Otherwise prepare to be crushed. Apple is ruling the device market, and fully two thirds of new servers being sold are coming with WINDOWS not Linux. Why? Because they both have the money to hire coders to do all the bug fixing and QA that NEVER gets done in Linux, that’s why. Open Office is just a perfect example, right along with Gimp which to this day FOSSies have the brass ones to say can replace PS, in the "here is a half baked competitor that can kinda sorta but not really compete". Hell hand Open Office to an Excel or PP jockey and watch them laugh you out of the room. Give me a break!

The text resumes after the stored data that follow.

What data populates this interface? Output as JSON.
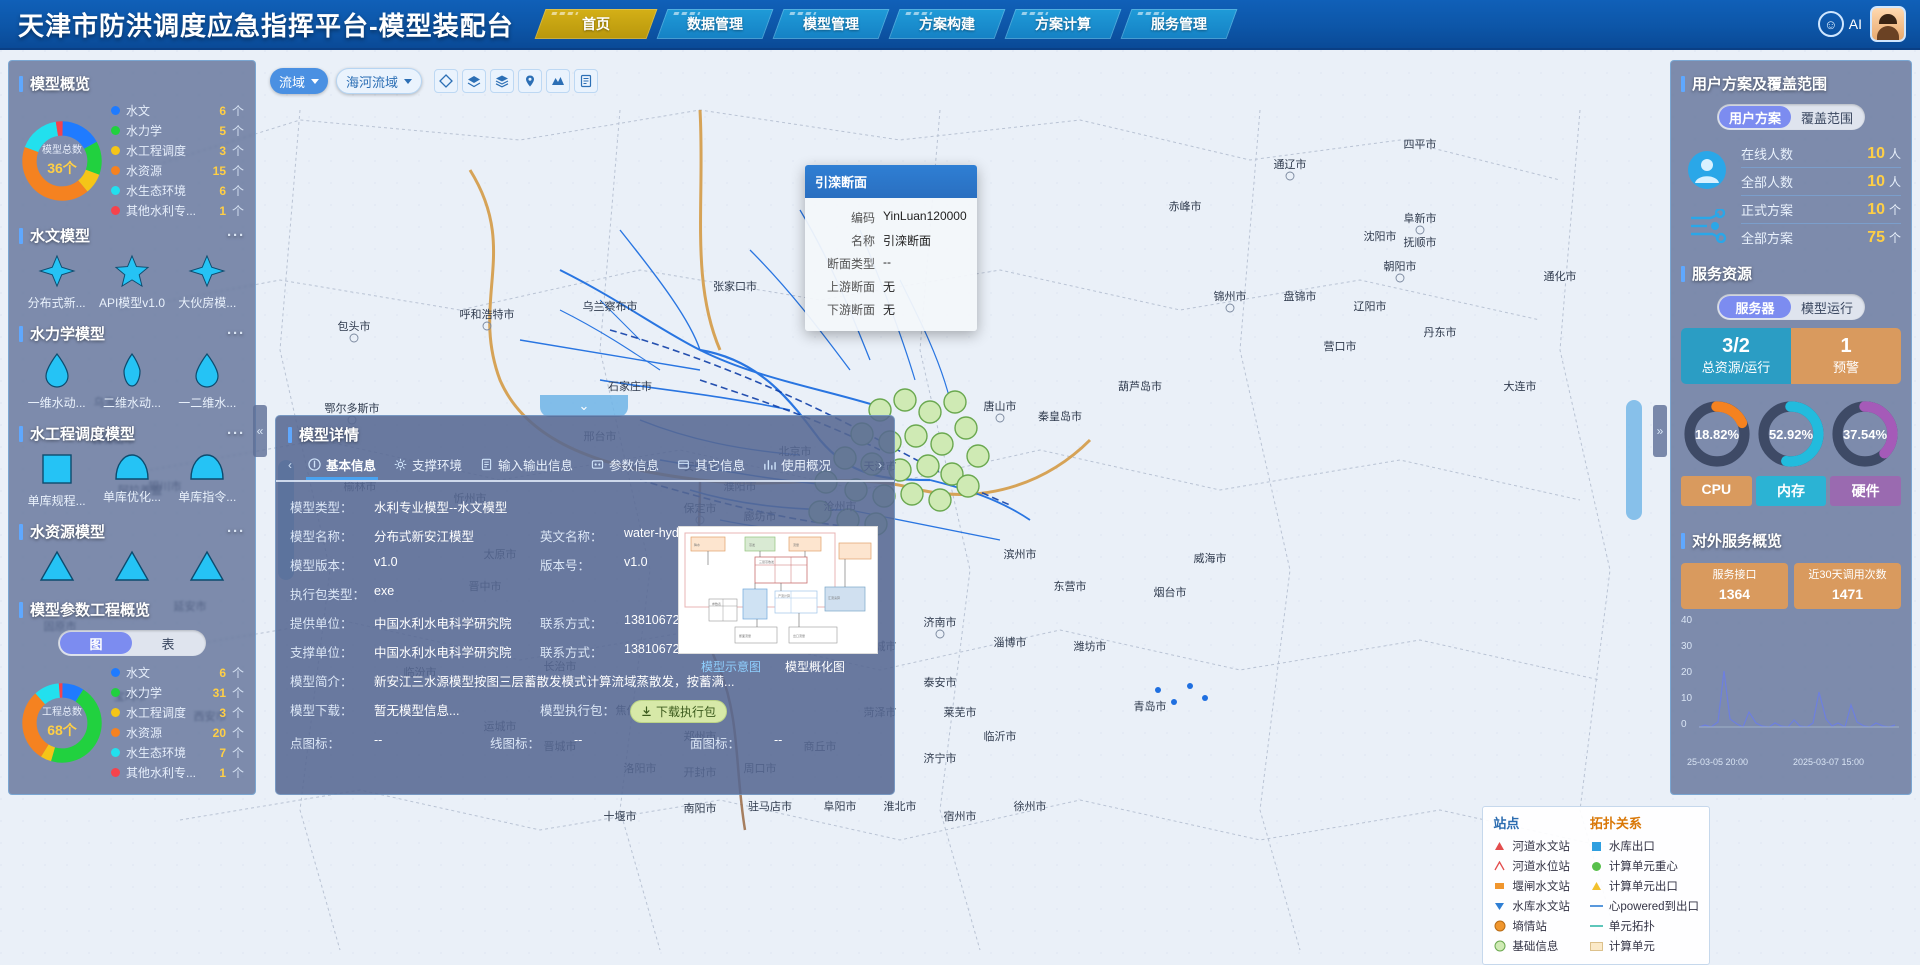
{
  "header": {
    "title": "天津市防洪调度应急指挥平台-模型装配台",
    "tabs": [
      {
        "label": "首页",
        "active": true
      },
      {
        "label": "数据管理",
        "active": false
      },
      {
        "label": "模型管理",
        "active": false
      },
      {
        "label": "方案构建",
        "active": false
      },
      {
        "label": "方案计算",
        "active": false
      },
      {
        "label": "服务管理",
        "active": false
      }
    ],
    "ai_label": "AI",
    "ai_icon": "smiley-icon",
    "avatar_icon": "user-avatar"
  },
  "map_toolbar": {
    "scope_select": "流域",
    "basin_select": "海河流域",
    "tools": [
      "diamond-layer-icon",
      "layers-icon",
      "stack-icon",
      "marker-icon",
      "terrain-icon",
      "list-icon"
    ]
  },
  "left_panel": {
    "overview": {
      "title": "模型概览",
      "center_label": "模型总数",
      "center_value": "36个",
      "legend": [
        {
          "name": "水文",
          "value": "6",
          "unit": "个",
          "color": "#1f7bff"
        },
        {
          "name": "水力学",
          "value": "5",
          "unit": "个",
          "color": "#21d13f"
        },
        {
          "name": "水工程调度",
          "value": "3",
          "unit": "个",
          "color": "#f5c518"
        },
        {
          "name": "水资源",
          "value": "15",
          "unit": "个",
          "color": "#f58220"
        },
        {
          "name": "水生态环境",
          "value": "6",
          "unit": "个",
          "color": "#22e0ee"
        },
        {
          "name": "其他水利专...",
          "value": "1",
          "unit": "个",
          "color": "#f5434c"
        }
      ]
    },
    "groups": [
      {
        "title": "水文模型",
        "items": [
          {
            "label": "分布式新...",
            "icon": "four-point-star-icon"
          },
          {
            "label": "API模型v1.0",
            "icon": "five-point-star-icon"
          },
          {
            "label": "大伙房模...",
            "icon": "four-point-star-icon"
          }
        ]
      },
      {
        "title": "水力学模型",
        "items": [
          {
            "label": "一维水动...",
            "icon": "droplet-icon"
          },
          {
            "label": "二维水动...",
            "icon": "lens-icon"
          },
          {
            "label": "一二维水...",
            "icon": "droplet-icon"
          }
        ]
      },
      {
        "title": "水工程调度模型",
        "items": [
          {
            "label": "单库规程...",
            "icon": "square-icon"
          },
          {
            "label": "单库优化...",
            "icon": "dome-icon"
          },
          {
            "label": "单库指令...",
            "icon": "dome-icon"
          }
        ]
      },
      {
        "title": "水资源模型",
        "items": [
          {
            "label": "",
            "icon": "triangle-icon"
          },
          {
            "label": "",
            "icon": "triangle-icon"
          },
          {
            "label": "",
            "icon": "triangle-icon"
          }
        ]
      }
    ],
    "param_overview": {
      "title": "模型参数工程概览",
      "toggle": [
        {
          "label": "图",
          "active": true
        },
        {
          "label": "表",
          "active": false
        }
      ],
      "center_label": "工程总数",
      "center_value": "68个",
      "legend": [
        {
          "name": "水文",
          "value": "6",
          "unit": "个",
          "color": "#1f7bff"
        },
        {
          "name": "水力学",
          "value": "31",
          "unit": "个",
          "color": "#21d13f"
        },
        {
          "name": "水工程调度",
          "value": "3",
          "unit": "个",
          "color": "#f5c518"
        },
        {
          "name": "水资源",
          "value": "20",
          "unit": "个",
          "color": "#f58220"
        },
        {
          "name": "水生态环境",
          "value": "7",
          "unit": "个",
          "color": "#22e0ee"
        },
        {
          "name": "其他水利专...",
          "value": "1",
          "unit": "个",
          "color": "#f5434c"
        }
      ]
    }
  },
  "right_panel": {
    "user_plan": {
      "title": "用户方案及覆盖范围",
      "toggle": [
        {
          "label": "用户方案",
          "active": true
        },
        {
          "label": "覆盖范围",
          "active": false
        }
      ],
      "icons": [
        "user-circle-icon",
        "network-nodes-icon"
      ],
      "rows": [
        {
          "key": "在线人数",
          "value": "10",
          "unit": "人"
        },
        {
          "key": "全部人数",
          "value": "10",
          "unit": "人"
        },
        {
          "key": "正式方案",
          "value": "10",
          "unit": "个"
        },
        {
          "key": "全部方案",
          "value": "75",
          "unit": "个"
        }
      ]
    },
    "service_resource": {
      "title": "服务资源",
      "toggle": [
        {
          "label": "服务器",
          "active": true
        },
        {
          "label": "模型运行",
          "active": false
        }
      ],
      "stats": [
        {
          "value": "3/2",
          "label": "总资源/运行",
          "color": "#2b9dc4"
        },
        {
          "value": "1",
          "label": "预警",
          "color": "#d99a5e"
        }
      ],
      "gauges": [
        {
          "label": "CPU",
          "value": "18.82%",
          "percent": 18.82,
          "color": "#f58220"
        },
        {
          "label": "内存",
          "value": "52.92%",
          "percent": 52.92,
          "color": "#22bbdd"
        },
        {
          "label": "硬件",
          "value": "37.54%",
          "percent": 37.54,
          "color": "#a55ab8"
        }
      ]
    },
    "external_service": {
      "title": "对外服务概览",
      "badges": [
        {
          "label": "服务接口",
          "value": "1364",
          "color": "#d99a5e"
        },
        {
          "label": "近30天调用次数",
          "value": "1471",
          "color": "#d99a5e"
        }
      ],
      "chart_axis_y": [
        "40",
        "30",
        "20",
        "10",
        "0"
      ],
      "chart_axis_x": [
        "25-03-05 20:00",
        "2025-03-07 15:00"
      ]
    }
  },
  "feature_popup": {
    "title": "引滦断面",
    "rows": [
      {
        "key": "编码",
        "value": "YinLuan120000"
      },
      {
        "key": "名称",
        "value": "引滦断面"
      },
      {
        "key": "断面类型",
        "value": "--"
      },
      {
        "key": "上游断面",
        "value": "无"
      },
      {
        "key": "下游断面",
        "value": "无"
      }
    ]
  },
  "model_detail": {
    "title": "模型详情",
    "tabs": [
      {
        "label": "基本信息",
        "icon": "info-icon",
        "active": true
      },
      {
        "label": "支撑环境",
        "icon": "gear-icon",
        "active": false
      },
      {
        "label": "输入输出信息",
        "icon": "doc-icon",
        "active": false
      },
      {
        "label": "参数信息",
        "icon": "sliders-icon",
        "active": false
      },
      {
        "label": "其它信息",
        "icon": "box-icon",
        "active": false
      },
      {
        "label": "使用概况",
        "icon": "chart-icon",
        "active": false
      }
    ],
    "fields": [
      [
        {
          "key": "模型类型：",
          "value": "水利专业模型--水文模型"
        }
      ],
      [
        {
          "key": "模型名称：",
          "value": "分布式新安江模型"
        },
        {
          "key": "英文名称：",
          "value": "water-hydro-fbsxaj"
        }
      ],
      [
        {
          "key": "模型版本：",
          "value": "v1.0"
        },
        {
          "key": "版本号：",
          "value": "v1.0"
        }
      ],
      [
        {
          "key": "执行包类型：",
          "value": "exe"
        }
      ],
      [
        {
          "key": "提供单位：",
          "value": "中国水利水电科学研究院"
        },
        {
          "key": "联系方式：",
          "value": "13810672475"
        }
      ],
      [
        {
          "key": "支撑单位：",
          "value": "中国水利水电科学研究院"
        },
        {
          "key": "联系方式：",
          "value": "13810672475"
        }
      ],
      [
        {
          "key": "模型简介：",
          "value": "新安江三水源模型按图三层蓄散发模式计算流域蒸散发，按蓄满..."
        }
      ]
    ],
    "download_row": {
      "key": "模型下载：",
      "value": "暂无模型信息...",
      "pkg_key": "模型执行包：",
      "btn": "下载执行包",
      "btn_icon": "download-icon"
    },
    "icon_row": [
      {
        "key": "点图标：",
        "value": "--"
      },
      {
        "key": "线图标：",
        "value": "--"
      },
      {
        "key": "面图标：",
        "value": "--"
      }
    ],
    "thumb_captions": [
      {
        "label": "模型示意图",
        "color": "#8fd0ff"
      },
      {
        "label": "模型概化图",
        "color": "#ffffff"
      }
    ]
  },
  "map_legend": {
    "site": {
      "title": "站点",
      "items": [
        {
          "label": "河道水文站",
          "symbol": "triangle-red"
        },
        {
          "label": "河道水位站",
          "symbol": "stage-red"
        },
        {
          "label": "堰闸水文站",
          "symbol": "weir-orange"
        },
        {
          "label": "水库水文站",
          "symbol": "reservoir-blue"
        },
        {
          "label": "墒情站",
          "symbol": "soil-orange"
        },
        {
          "label": "基础信息",
          "symbol": "base-green"
        }
      ]
    },
    "topology": {
      "title": "拓扑关系",
      "items": [
        {
          "label": "水库出口",
          "symbol": "square-blue"
        },
        {
          "label": "计算单元重心",
          "symbol": "circle-green"
        },
        {
          "label": "计算单元出口",
          "symbol": "triangle-yellow"
        },
        {
          "label": "心powered到出口",
          "symbol": "line-blue"
        },
        {
          "label": "单元拓扑",
          "symbol": "line-teal"
        },
        {
          "label": "计算单元",
          "symbol": "rect-cream"
        }
      ]
    }
  },
  "chart_data": {
    "type": "line",
    "title": "近30天调用次数",
    "x": [
      "25-03-05 20:00",
      "2025-03-07 15:00"
    ],
    "ylim": [
      0,
      40
    ],
    "yticks": [
      0,
      10,
      20,
      30,
      40
    ],
    "series": [
      {
        "name": "调用次数",
        "values": [
          1,
          2,
          1,
          3,
          22,
          4,
          2,
          1,
          6,
          2,
          1,
          1,
          2,
          1,
          1,
          3,
          1,
          1,
          2,
          14,
          3,
          1,
          2,
          1,
          8,
          2,
          1,
          1,
          2,
          1
        ]
      }
    ],
    "grid": false,
    "legend": "none"
  }
}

Being the cheap person that I AM . I tried Open Office on my Mac and a PC desktop. I was disappointed with both. Their seems to be a lack of polish with open source projects. Maybe, because nobody really makes any money and maybe their is something to having a committed paid group working on a Office suite. After all its more complicated then what many think. Obviously if you like free then you are probably willing to accept less polish on a program. But I had more issues then just a lack of polish. I had crashes, lost documents. Could not open certain documents and in general I had problems with it using memory resources. In the end I went out bought a copy of Microsoft’s Office and never looked back.
"now that LibreOffice has been so warmly embraced by distros and users around the globe…
What will happen to OpenOffice now? Does it still have a place in the world?"
I’ve been a GNU/Linux user for about 8 years. I never use Windows; I use the latest Debian stable distro (currently Squeeze). I use OpenOffice every day and I’ve never even heard of LibreOffice. I expect most GNU/Linux users would say the same. And no, I’m not going to change from OpenOffice.